Hacker News new | ask | show | jobs
by chimtim 3323 days ago
Intel needs to double or quadruple their processor's AVX width, add 8 bit instructions and make it slightly more power efficient (for AVX) and it will easily beat many of these TPUs. Of course this is easier said than done but I am really surprised they haven't done it so far and instead bought Nervana and other hardware chip startups.
3 comments

Have you read about the Google TPU? It's got 65536 ALUs running in parallel turning out a result every clock:

https://www.nextplatform.com/2017/04/05/first-depth-look-goo...

They claim faster memory (GDDR5?) could easily triple the performance which should bring it to 270TOPS or so. I don't think extending AVX is going to get there any time soon.

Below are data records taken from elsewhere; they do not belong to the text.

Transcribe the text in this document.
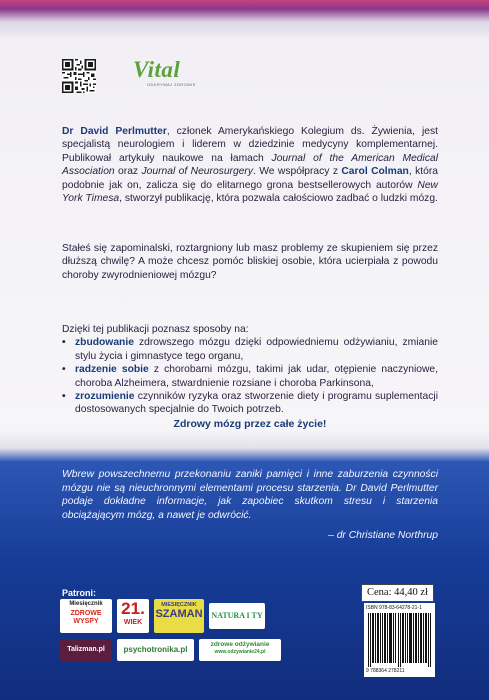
Vital
ODKRYWAJ ZDROWIE
Dr David Perlmutter, członek Amerykańskiego Kolegium ds. Żywienia, jest specjalistą neurologiem i liderem w dziedzinie medycyny komplementarnej. Publikował artykuły naukowe na łamach Journal of the American Medical Association oraz Journal of Neurosurgery. We współpracy z Carol Colman, która podobnie jak on, zalicza się do elitarnego grona bestsellerowych autorów New York Timesa, stworzył publikację, która pozwala całościowo zadbać o ludzki mózg.
Stałeś się zapominalski, roztargniony lub masz problemy ze skupieniem się przez dłuższą chwilę? A może chcesz pomóc bliskiej osobie, która ucierpiała z powodu choroby zwyrodnieniowej mózgu?
Dzięki tej publikacji poznasz sposoby na:
• zbudowanie zdrowszego mózgu dzięki odpowiedniemu odżywianiu, zmianie stylu życia i gimnastyce tego organu,
• radzenie sobie z chorobami mózgu, takimi jak udar, otępienie naczyniowe, choroba Alzheimera, stwardnienie rozsiane i choroba Parkinsona,
• zrozumienie czynników ryzyka oraz stworzenie diety i programu suplementacji dostosowanych specjalnie do Twoich potrzeb.
Zdrowy mózg przez całe życie!
Wbrew powszechnemu przekonaniu zaniki pamięci i inne zaburzenia czynności mózgu nie są nieuchronnymi elementami procesu starzenia. Dr David Perlmutter podaje dokładne informacje, jak zapobiec skutkom stresu i starzenia obciążającym mózg, a nawet je odwrócić.
– dr Christiane Northrup
Patroni:
Miesięcznik
ZDROWE WYSPY
21.
WIEK
MIESIĘCZNIK
SZAMAN NATURA I TY
Talizman.pl	psychotronika.pl
zdrowe odżywianie
www.odzywianie24.pl
Cena: 44,40 zł
ISBN 978-83-64278-21-1
9 788364 278211
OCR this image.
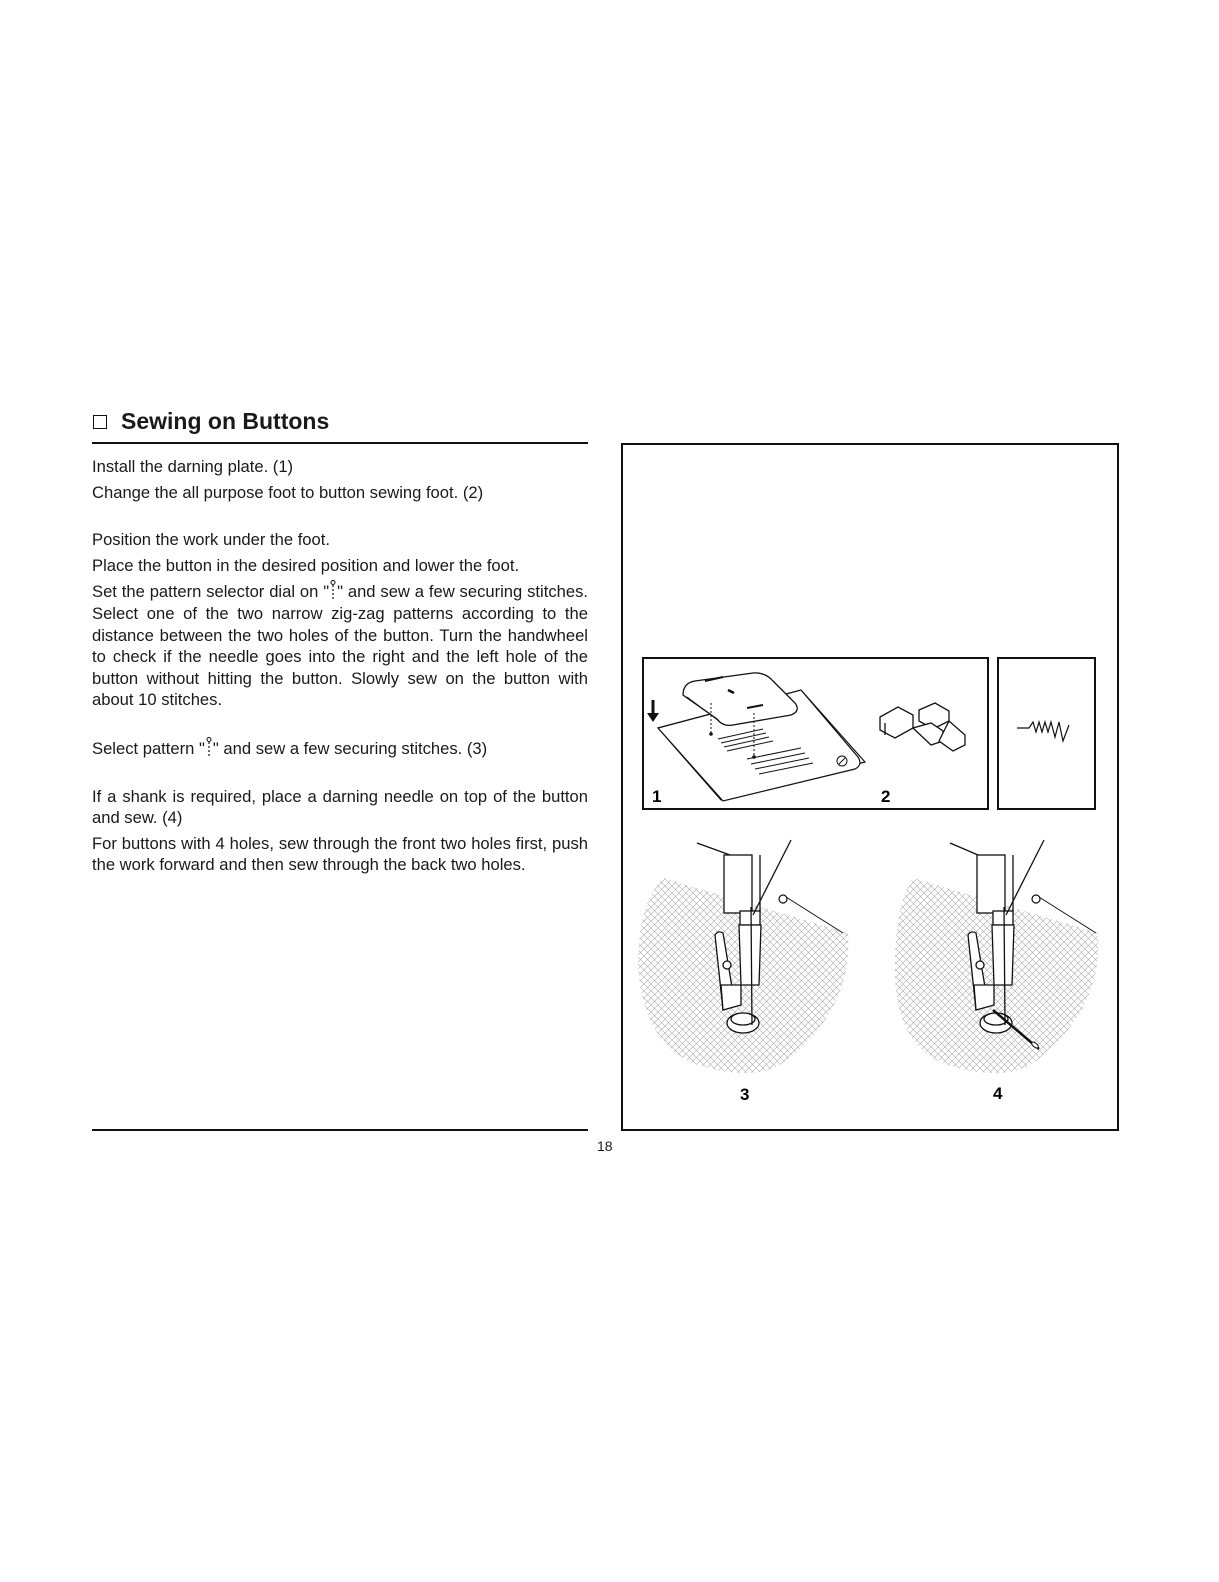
Sewing on Buttons

Install the darning plate. (1)

Change the all purpose foot to button sewing foot. (2)

Position the work under the foot.

Place the button in the desired position and lower the foot.

Set the pattern selector dial on " " and sew a few securing stitches. Select one of the two narrow zig-zag patterns according to the distance between the two holes of the button. Turn the handwheel to check if the needle goes into the right and the left hole of the button without hitting the button. Slowly sew on the button with about 10 stitches.

Select pattern " " and sew a few securing stitches. (3)

If a shank is required, place a darning needle on top of the button and sew. (4)

For buttons with 4 holes, sew through the front two holes first, push the work forward and then sew through the back two holes.

18
1	2
3	4
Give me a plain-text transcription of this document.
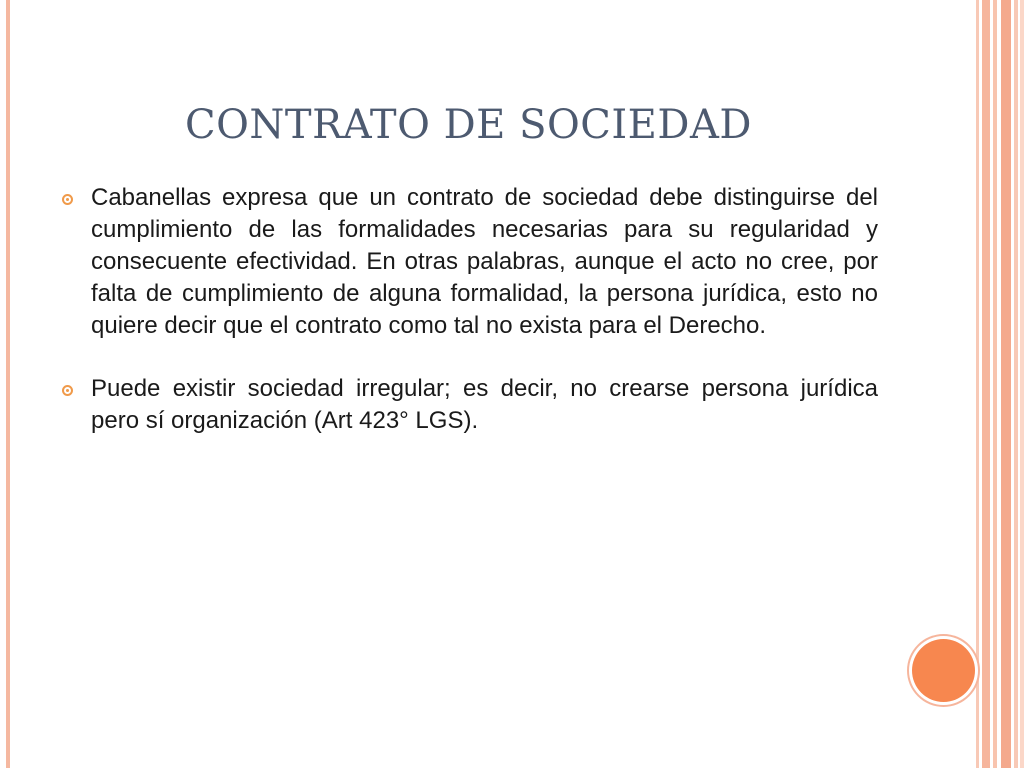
CONTRATO DE SOCIEDAD
Cabanellas expresa que un contrato de sociedad debe distinguirse del cumplimiento de las formalidades necesarias para su regularidad y consecuente efectividad. En otras palabras, aunque el acto no cree, por falta de cumplimiento de alguna formalidad, la persona jurídica, esto no quiere decir que el contrato como tal no exista para el Derecho.
Puede existir sociedad irregular; es decir, no crearse persona jurídica pero sí organización (Art 423° LGS).
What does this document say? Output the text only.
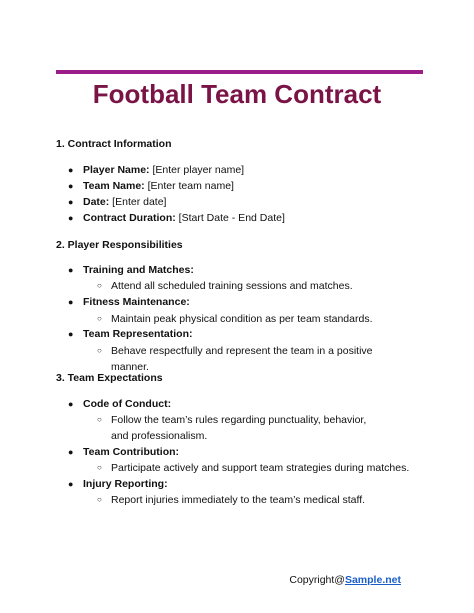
Football Team Contract
1. Contract Information
● Player Name: [Enter player name]
● Team Name: [Enter team name]
● Date: [Enter date]
● Contract Duration: [Start Date - End Date]
2. Player Responsibilities
● Training and Matches:
○ Attend all scheduled training sessions and matches.
● Fitness Maintenance:
○ Maintain peak physical condition as per team standards.
● Team Representation:
○ Behave respectfully and represent the team in a positive manner.
3. Team Expectations
● Code of Conduct:
○ Follow the team’s rules regarding punctuality, behavior, and professionalism.
● Team Contribution:
○ Participate actively and support team strategies during matches.
● Injury Reporting:
○ Report injuries immediately to the team’s medical staff.
Copyright@Sample.net
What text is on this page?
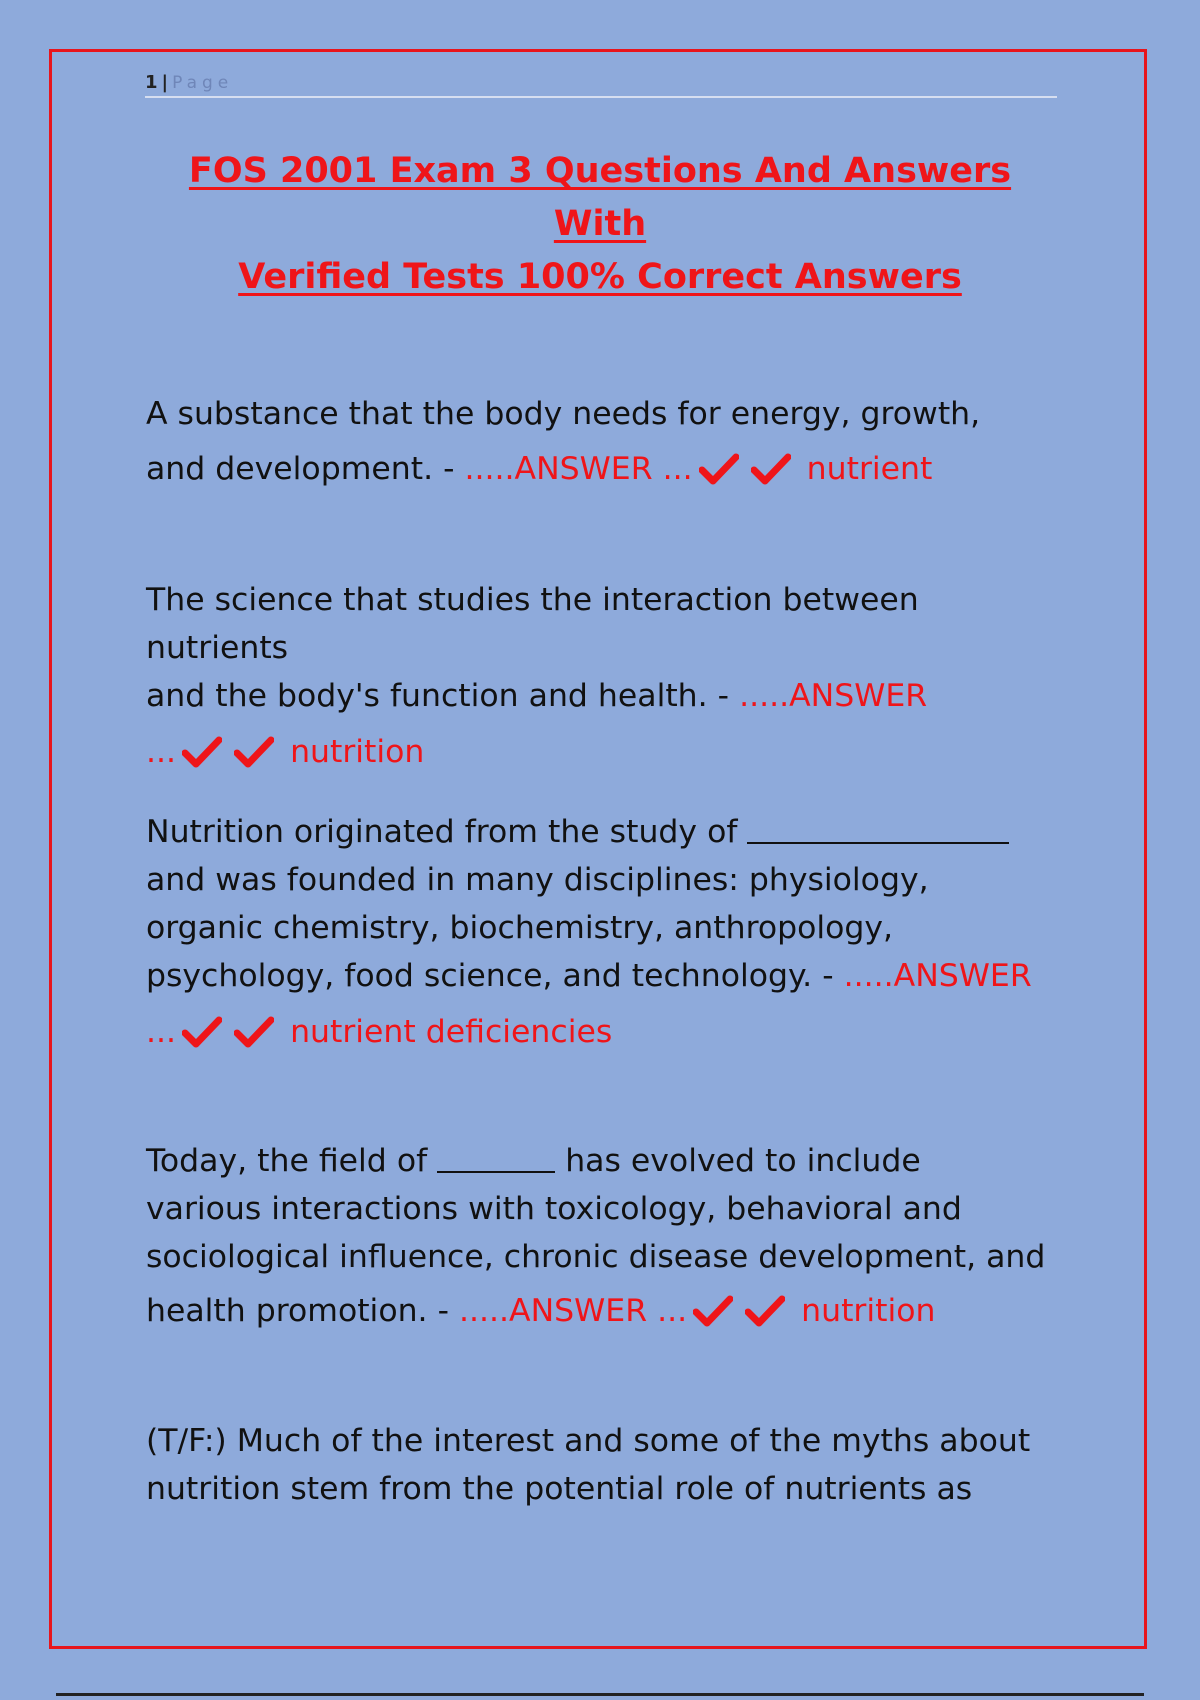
1 | Page
FOS 2001 Exam 3 Questions And Answers With
Verified Tests 100% Correct Answers
A substance that the body needs for energy, growth,
and development. - .....ANSWER ...	nutrient
The science that studies the interaction between nutrients
and the body's function and health. - .....ANSWER
...	nutrition
Nutrition originated from the study of
and was founded in many disciplines: physiology,
organic chemistry, biochemistry, anthropology,
psychology, food science, and technology. - .....ANSWER
...	nutrient deficiencies
Today, the field of	has evolved to include
various interactions with toxicology, behavioral and
sociological influence, chronic disease development, and
health promotion. - .....ANSWER ...	nutrition
(T/F:) Much of the interest and some of the myths about
nutrition stem from the potential role of nutrients as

All this raw compute/parallelism is great but it does not really help the algorithm output in terms of efficiency. The CPU/GPU difference is much smaller than nvidia would like you to believe especially for more complex networks which are becoming more and more common now. Of course if you want to just do convolutions (which the TPU paper claims is only 5% of their google workload), building a hardware around it may work well for specific algorithms.
GPUs are already SIMD monsters, and even if you make them 8-bit then they won't be anywhere near what TPUs/DPUs can achieve because the TPUs/DPUs are in a specific arrangement for deep learning. Besides, there's tons of bloat in an OoO processor being used for deep learning...

In addition, people seem to disregard the fact that the biggest factor in power consumption is data movement, not the cost of computation, see here (slide 29 is the important one): https://www.ssken.gr.jp/MAINSITE/event/2013/20130827-sci-1/l...

None of the above is easy, as far I know AVX is one of the most thermally-constrained parts of the CPU. Xeon Phi is the best Intel managed to come with.